La cloche du soir

 

 

                              Hélas ! j’ai dans le cœur une douleur profonde !

                                                             (Théophile GAUTHIER.)

 

 

Lorsque j’entends dans la campagne

Où, rêveur, je viens de m’asseoir,

Tinter une cloche, le soir,

Soudain la tristesse me gagne.

 

Comme en songe, s’offrent à moi

Tous ceux que j’ai perdus sur terre,

Où sont-ils ? – Hélas ! ce mystère

Me cause un indicible émoi.

 

Compagnons de mon premier âge

Qui cherchiez, par votre air joyeux,

À chasser cet air sérieux

Toujours empreint sur mon visage,

 

Il a fallu vous dire adieu.

Bien plus ! je dus, – tristesse amère ! –

À dix-huit ans pleurer ma mère

Qu’à ses côtés appelait Dieu !

 

D’autres s’en sont allés encore,

Malgré mes cris et mes douleurs :

Le destin voulut, dans les pleurs,

Tremper ma vie à son aurore.

 

Déjà j’ai connu bien des maux,

J’ai déjà versé bien des larmes,

Et pour exprimer mes alarmes,

La langue est trop pauvre de mots.

 

En moi, cette cloche qui tinte

Évoque un douloureux passé

Et soudain mon sang s’est glacé

Aux accents de la cloche sainte.

 

C’est qu’hélas ! lorsque je perdis

Mes amis, mes parents, ma mère,

En ces heures d’angoisse amère,

Ce même son, je l’entendis !

 

Chaque coup vibre dans mon âme

Et semble me dire : « Gémis !

« Ta mère n’est plus.

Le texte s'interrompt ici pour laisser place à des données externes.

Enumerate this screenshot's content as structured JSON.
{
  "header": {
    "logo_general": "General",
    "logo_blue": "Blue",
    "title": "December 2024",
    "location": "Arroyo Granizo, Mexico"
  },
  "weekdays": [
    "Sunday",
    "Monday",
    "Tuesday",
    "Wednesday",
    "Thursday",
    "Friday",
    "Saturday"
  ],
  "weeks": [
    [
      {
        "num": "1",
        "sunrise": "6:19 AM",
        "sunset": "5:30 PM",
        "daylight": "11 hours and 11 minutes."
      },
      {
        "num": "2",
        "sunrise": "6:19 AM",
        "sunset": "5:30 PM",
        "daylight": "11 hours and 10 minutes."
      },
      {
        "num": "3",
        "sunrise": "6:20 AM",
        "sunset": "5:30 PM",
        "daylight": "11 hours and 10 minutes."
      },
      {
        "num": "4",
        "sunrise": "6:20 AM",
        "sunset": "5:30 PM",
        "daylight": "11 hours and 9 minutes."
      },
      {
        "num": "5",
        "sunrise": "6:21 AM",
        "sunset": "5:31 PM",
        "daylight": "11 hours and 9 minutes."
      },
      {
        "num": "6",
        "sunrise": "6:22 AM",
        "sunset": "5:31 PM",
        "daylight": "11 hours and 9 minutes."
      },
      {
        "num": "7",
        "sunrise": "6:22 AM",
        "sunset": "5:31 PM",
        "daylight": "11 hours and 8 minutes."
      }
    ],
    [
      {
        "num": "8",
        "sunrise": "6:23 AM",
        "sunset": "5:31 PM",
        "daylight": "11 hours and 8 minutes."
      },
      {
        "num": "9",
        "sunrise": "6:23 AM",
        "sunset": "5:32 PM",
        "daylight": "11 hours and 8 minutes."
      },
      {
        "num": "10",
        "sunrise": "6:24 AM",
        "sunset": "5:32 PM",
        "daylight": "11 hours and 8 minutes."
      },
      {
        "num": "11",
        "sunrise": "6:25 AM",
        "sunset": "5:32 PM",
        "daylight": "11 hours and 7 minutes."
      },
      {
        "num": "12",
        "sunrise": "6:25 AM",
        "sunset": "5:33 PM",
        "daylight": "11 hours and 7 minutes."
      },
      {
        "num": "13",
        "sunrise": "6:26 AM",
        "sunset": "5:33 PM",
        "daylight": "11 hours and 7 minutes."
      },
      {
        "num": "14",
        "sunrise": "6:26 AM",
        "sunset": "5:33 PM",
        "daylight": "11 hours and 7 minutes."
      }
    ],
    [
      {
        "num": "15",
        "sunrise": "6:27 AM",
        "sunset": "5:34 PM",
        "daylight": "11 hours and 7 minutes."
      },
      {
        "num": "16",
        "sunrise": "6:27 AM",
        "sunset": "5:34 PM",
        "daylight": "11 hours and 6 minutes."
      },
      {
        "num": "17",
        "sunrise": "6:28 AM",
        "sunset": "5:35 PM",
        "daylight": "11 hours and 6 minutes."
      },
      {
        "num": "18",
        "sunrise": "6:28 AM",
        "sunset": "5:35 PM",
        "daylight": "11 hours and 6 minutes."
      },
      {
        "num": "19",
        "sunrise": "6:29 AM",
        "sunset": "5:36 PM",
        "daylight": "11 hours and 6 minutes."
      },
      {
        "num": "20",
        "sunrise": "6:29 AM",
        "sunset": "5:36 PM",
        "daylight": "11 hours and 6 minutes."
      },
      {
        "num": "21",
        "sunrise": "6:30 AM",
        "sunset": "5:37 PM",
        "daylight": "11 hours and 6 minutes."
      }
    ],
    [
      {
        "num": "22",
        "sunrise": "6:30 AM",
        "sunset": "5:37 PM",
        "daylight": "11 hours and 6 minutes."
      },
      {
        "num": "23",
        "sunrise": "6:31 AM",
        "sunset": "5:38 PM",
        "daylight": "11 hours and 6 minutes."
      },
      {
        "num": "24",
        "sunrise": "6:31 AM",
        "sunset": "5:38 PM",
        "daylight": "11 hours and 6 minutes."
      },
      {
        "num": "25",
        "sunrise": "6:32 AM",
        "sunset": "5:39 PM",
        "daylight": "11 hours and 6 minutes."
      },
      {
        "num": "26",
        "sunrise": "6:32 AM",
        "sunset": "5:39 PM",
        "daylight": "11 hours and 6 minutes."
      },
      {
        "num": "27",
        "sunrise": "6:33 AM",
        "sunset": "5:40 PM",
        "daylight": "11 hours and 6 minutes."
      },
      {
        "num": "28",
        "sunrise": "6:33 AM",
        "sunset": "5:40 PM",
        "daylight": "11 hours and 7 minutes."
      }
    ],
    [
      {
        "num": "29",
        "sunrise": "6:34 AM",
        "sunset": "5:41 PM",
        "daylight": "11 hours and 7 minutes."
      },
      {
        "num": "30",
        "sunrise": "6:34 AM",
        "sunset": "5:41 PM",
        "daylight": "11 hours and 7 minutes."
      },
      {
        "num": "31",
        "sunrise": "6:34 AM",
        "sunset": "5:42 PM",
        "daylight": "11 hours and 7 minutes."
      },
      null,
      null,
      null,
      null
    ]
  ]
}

Tes amis,

« Un par un, la mort les réclame !

 

« Tu les verras tous au linceul,

« Toute amour te sera ravie

« Et, jeune encore, en cette vie,

« À jamais tu resteras seul ! »

 

Chaque tintement me rappelle,

Dieu puissant ! ce que j’ai souffert

Quand devant mes yeux s’est offert

Le spectre de la mort cruelle.

 

Cloches qui sonnez l’angélus,

Prenez pitié de ma souffrance ;

Cloches, apportez l’espérance

À mon cœur, ou ne sonnez plus !...

 

Mais voici qu’en mon âme cesse

Le trouble, et même le regret.

Mon œil est sec, et l’on dirait

Que mon cœur n’a plus de tristesse !

 

Par quel prodige !... En ce moment,

La cloche, en son nouveau langage,

Semble me dire : « Du courage,

« Bientôt finira ton tourment !

 

« Regarde la céleste voûte.

« Ta mère, tes amis sont là

« Près de Dieu qui les appela,

« Et, comme eux, le Seigneur t’écoute.

 

« Il prendra tes maux en pitié,

« Ou, sur la terre s’il te laisse,

« À ton cœur fait pour la tendresse,

« Il rendra l’amour, l’amitié.

 

« Plus de soupirs ! plus de souffrance,

Ajoute la cloche du soir,

« En ces lieux viens souvent t’asseoir,

« Tu retrouveras l’espérance ! »

 

 

 

Ernest GEBAÜER.

 

Paru dans La Muse des familles en 1858.